Rekomendasi Bruntland ditindaklanjuti oleh berbagai kalangan dengan melahirkan beberapa prakarsa atau disiplin lainnya. Di antaranya Agenda 21/MDG’s (1992), Environmental Accounting (1992), Kyoto Protocol (1998), World Summit on Sustainable (2002), Equator Principles (2002), Environmental Management Accounting (2002), dan Bali Road Map (2007).
Inti dari prakarsa-prakarsa tersebut adalah, dunia industri harus menjalankan kegiatan usahanya bersadarkan prinsip ‘3-P’ (planet, people, profit). Artinya dalam meraup keuntungan (profit), perusahaan bertanggungjawb menjaga bumi (planet) dan peduli dengan manusia (people) baik karyawan maupun masyarakat di luar perusahaan.
Sampai sejauh mana perusahaan melaksanakan prinsip ‘3-P’ dapat dilihat dari laporan sustainability. Laporan sustainability memuat tiga aspek kinerja perusahaan yakni ekonomi, lingkungan, dan sosial. Laporan sustainability dikembangkan sejak tahun 1992. Standar internasional laporan sustainability dikembangkan oleh Global Reporting Initiative (GRI) yang berpusat di Amsterdam, Belanda pada tahun 2000. Hingga kini hampir 10.000 perusahaan di dunia telah menerbitkan laporan ini setiap tahun. Sedang di Indonesia, sampai sekarang tercatat hanya 20 perusahaan yang menerbitkan laporan sustainability.

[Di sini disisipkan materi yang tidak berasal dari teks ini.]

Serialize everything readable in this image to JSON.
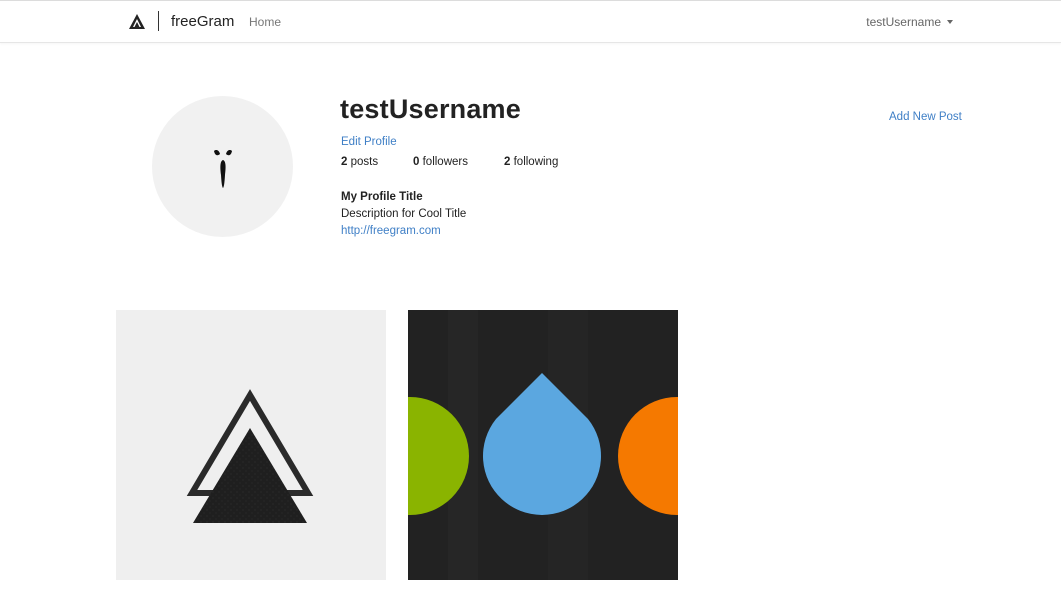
{
  "navbar": {
    "brand_name": "freeGram",
    "home_label": "Home",
    "user_menu_label": "testUsername",
    "logo_icon": "triangle-logo-icon"
  },
  "profile": {
    "username": "testUsername",
    "edit_profile_label": "Edit Profile",
    "add_post_label": "Add New Post",
    "stats": {
      "posts_count": "2",
      "posts_label": " posts",
      "followers_count": "0",
      "followers_label": " followers",
      "following_count": "2",
      "following_label": " following"
    },
    "title": "My Profile Title",
    "description": "Description for Cool Title",
    "url": "http://freegram.com",
    "avatar_icon": "ghostface-mask-icon"
  },
  "posts": [
    {
      "image_icon": "double-triangle-image",
      "background": "#efefef"
    },
    {
      "image_icon": "colored-drops-image",
      "background": "#222222",
      "colors": [
        "#8ab400",
        "#5ba7e0",
        "#f57900"
      ]
    }
  ],
  "colors": {
    "link": "#3f7fc6",
    "text": "#222222",
    "muted": "#777777"
  }
}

Kreditibilitas laporan sustainability ditandai assurance statement oleh external assurance. Di Eropa semakin banyak Kantor Akuntan Publik (KAP) terutama the big four yang memberikan jasa assurance terhadap laporan sustainability. Sayangnya hal ini belum terlaksana di Indonesia, dimana jasa assurance atas laporan sustainability hanya diberikan oleh Kantor Konsultan. Padahal sejatinya KAP di negeri ini bisa memiliki kemampuan untuk itu, bila mencermati apa yang telah dikembangkan Institut Akuntan Manajemen Indonesia (IAMI).
Promosi dan penyebarluasan standar laporan sustainability termasuk assurance standards telah dikembangkan IAMI sejak tahun 2005, dengan menggagas pembentukan “National Center for Sustainability Reporting (NCSR)”. Lembaga ini dibentuk bersama Asosiasi Emiten Indonesia (AEI), Komite Nasional Kebijakan Governance (KNKG), Forum for Corporate Governance in Indonesia (FCGI), dan Indonesian-Netherlands Association (INA). NCSR memfokuskan pada pembangunan kapasitas dalam bidang sustainability management and reporting dengan mengadakan pelatihan dan ujian sertifikasi yaitu Certified Sustainability Reporting Specialist (CSRS), dan Certified Sustainability Reporting Assurer (CSRA). Dengan adanya pelatihan ini diharapkan Indonesia memiliki tenaga terampil dalam menyusun laporan sustainability dan atau assurance service.